Il n’y a pas de dossier établi à son nom au Service historique de la défense à Vincennes. Son nom a été donné à une rue de Saint-Hippolyte-du-Fort (Gard), mais il ne figure pas sur le monument aux morts de cette ville. En revanche, il figure sur une des plaques apposées sur le viaduc ferroviaire où fut pendu Fernand Broussous. Elles commémorent les morts de Saint-Hippolyte-du-Fort tués par les soldats de la division Hohenstaufen dans cette ville le 28 février 1944. C’est cette inscription qui a sans doute induit en erreur les rédacteurs de l’entrée « Saint-Hippolyte-du-Fort » du site MemorialGenWeb » à indiquer cette date comme celle de son décès. Ils ont aussi établi une autre fiche à son nom dans l’entrée « Nîmes » qui l’indiquent comme faisant partie des pendus de Nîmes le 2 mars 1944 ayant été inhumé au carré mixte du cimetière Pont de Justice.

Jean-Louis Baudouin fut, en effet, inhumé à Nîmes, au cimetière Pont de Justice, dans le carré 10D, dans la rangée C2, tombe n° 10.

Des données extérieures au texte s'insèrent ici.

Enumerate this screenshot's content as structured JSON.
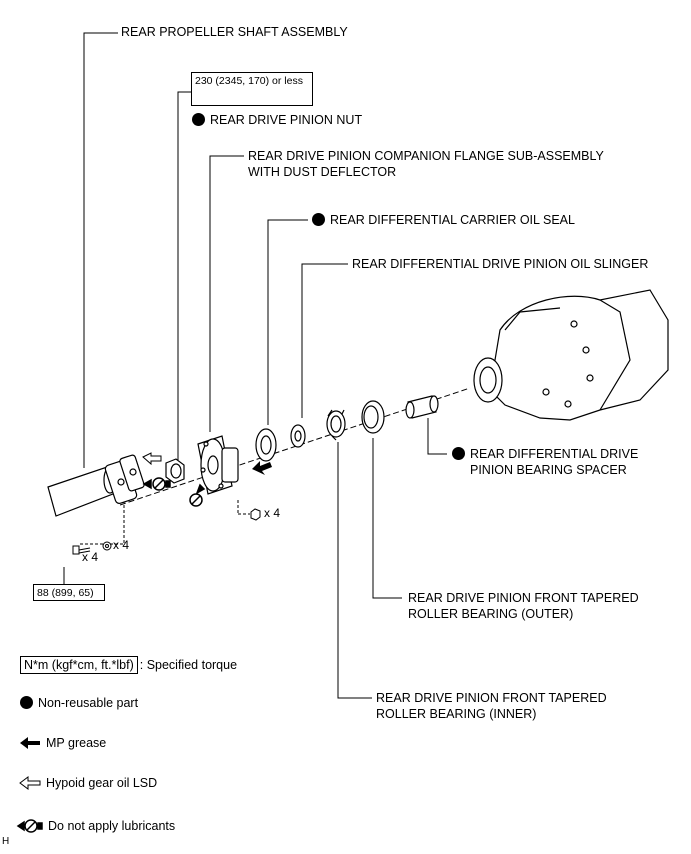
{
  "labels": {
    "propeller_shaft": "REAR PROPELLER SHAFT ASSEMBLY",
    "pinion_nut": "REAR DRIVE PINION NUT",
    "companion_flange_1": "REAR DRIVE PINION COMPANION FLANGE SUB-ASSEMBLY",
    "companion_flange_2": "WITH DUST DEFLECTOR",
    "oil_seal": "REAR DIFFERENTIAL CARRIER OIL SEAL",
    "oil_slinger": "REAR DIFFERENTIAL DRIVE PINION OIL SLINGER",
    "bearing_spacer_1": "REAR DIFFERENTIAL DRIVE",
    "bearing_spacer_2": "PINION BEARING SPACER",
    "bearing_outer_1": "REAR DRIVE PINION FRONT TAPERED",
    "bearing_outer_2": "ROLLER BEARING (OUTER)",
    "bearing_inner_1": "REAR DRIVE PINION FRONT TAPERED",
    "bearing_inner_2": "ROLLER BEARING (INNER)"
  },
  "torques": {
    "pinion_nut": "230 (2345, 170) or less",
    "shaft_bolt": "88 (899, 65)"
  },
  "quantities": {
    "washer": "x 4",
    "bolt": "x 4",
    "nut": "x 4"
  },
  "legend": {
    "torque_box": "N*m (kgf*cm, ft.*lbf)",
    "torque_text": ": Specified torque",
    "non_reusable": "Non-reusable part",
    "mp_grease": "MP grease",
    "hypoid_oil": "Hypoid gear oil LSD",
    "no_lubricant": "Do not apply lubricants"
  },
  "corner_mark": "H"
}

Voir : Nîmes (Gard), Pendaisons publiques, 2 mars 1944

Pour citer cet article :
https://maitron.fr/spip.php?article220510, notice BAUDOUIN Jean-Louis par André Balent, version mise en ligne le 17 novembre 2019, dernière modification le 4 janvier 2020.

Par André Balent

SOURCES : Arch. com. Nîmes, état civil, acte de décès de Jean-Louis Baudouin et mentions marginales. —Gérard Bouladou, Les maquis du Massif Central méridional 1943-1944. Ardèche, Aude, Aveyron, Gard, Hérault, Lozère, Tarn, Nîmes, Lacour Rediviva, 2006, 617 p. [En particulier, pp. 149-150, p. 320]. — Claude Émerique, « Les pendus de Nîmes », in La Résistance dans le Gard, Paris, AERI, CDROM et livret d’accompagnement, 36 p. Paris, 2009. — Aimé Vielzeuf, Bloc-notes 44 (Dans le Gard, en attendant la liberté), Nîmes, Lacour, 1994, 150 + XXXII p. [voir plus particulièrement les pp. 27-29 et 31-33]. — Aimé Vielzeuf, En Cévennes et Languedoc. Au temps des longues nuits, Nîmes, Lacour, 2002, 276 p, le chapitre III, « De l’affaire de Saint-Hippolyte-du-Fort aux pendaisons de Nîmes (28 février-2 mars 1944) », pp. 104-195, plus particulièrement les pp. 112-127, 152. — Site MemorialGenWeb consulté le 17 novembre 2019. — Site MemorialGenWeb consulté le 17 novembre 2019. — Site Mémoire des hommes, consulté le 17 novembre 2019.